For Northwell 3D, the Q-tip of the innovation iceberg

Nose to the grindstone: His inventive division was made for crises like COVID-19, says Todd Goldstein, Northwell Health's director of 3D design and innovation.

A 3D-printed nasal swab created by a multistate academic-industry collaboration is up to snuff, and has begun circulating through resources-strapped healthcare facilities.

Northwell Health – partnering with the University of South Florida and Massachusetts-based additive-manufacturing expert Formlabs – has successfully tested prototype swabs meeting federal standards for COVID-19 testing.

The swabs, comprised of “biocompatible autoclavable resins” from Formlabs’ stocks and based on initial designs out of USF’s 3D Clinical Applications Division, underwent key “validation testing” – including 24-hour, 3-day and important leeching protocols – at facilities operated by University of South Florida Health, a sort of Northwell-Lite with about 1,000 providers scattered around the Sunshine State.

Rapid clinical testing followed at Northwell Health facilities and USFH’s Tampa General Hospital, ultimately concluding that “the 3D-printed nasal swabs perform equally to standard swabs used for testing for COVID-19,” according to Northwell.

With clinical validation complete, the swabs are being rapidly reproduced by Northwell Health and USFH 3D printers, with about 1,500 swabs cranked out daily and deployed throughout the two busy health systems.

Todd Goldstein, Northwell Health’s director of 3D design and innovation, said the “global health crisis” that is COVID-19 is exactly the kind scenario his division was created to address.

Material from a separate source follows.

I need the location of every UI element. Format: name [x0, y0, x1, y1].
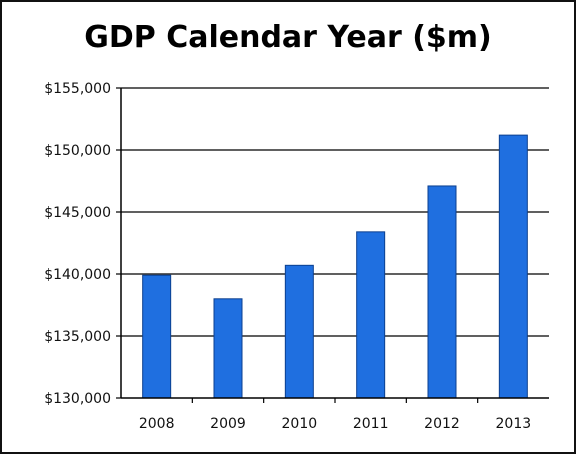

“When we saw that the testing kits were limited in supply, our 3D printing lab immediately changed focus from creating materials for surgeries to designing and creating materials that help our frontline healthcare providers treating COVID-19 patients,” Goldstein noted, adding the speedy scientific response matched the novel coronavirus’ prolific spread.

“In one weekend, we worked together to develop a nasal swab prototype and test it in the lab,” he said. “After our positive testing results, we then immediately went to work and have already started producing 1,000-1,500 swabs per day.

Charles Lockwood: Go team.

“We are also proud to be sharing the design with other institutions that can 3D print, so that patients across the country can benefit from our work.”

Formlabs CEO and co-founder Max Lobovsky said his 2011 startup has been “working around the clock to provide assistance in the wake of the COVID-19 pandemic” and was proud to partner with Northwell – a frequent ally – and USFH on the swab stratagem.

University of Southern Florida Health Senior Vice President Charles Lockwood, meanwhile, called the collaboration “a prime example of the incredible impact we can have on human lives when teams of experts across academia, healthcare delivery and the tech industry come together.”

“During this current COVID-19 outbreak, there is little time for delay,” Lockwood said in a statement. “The swift, agile and adept action of everyone on this effort will greatly improve this nation’s ability to test patients.”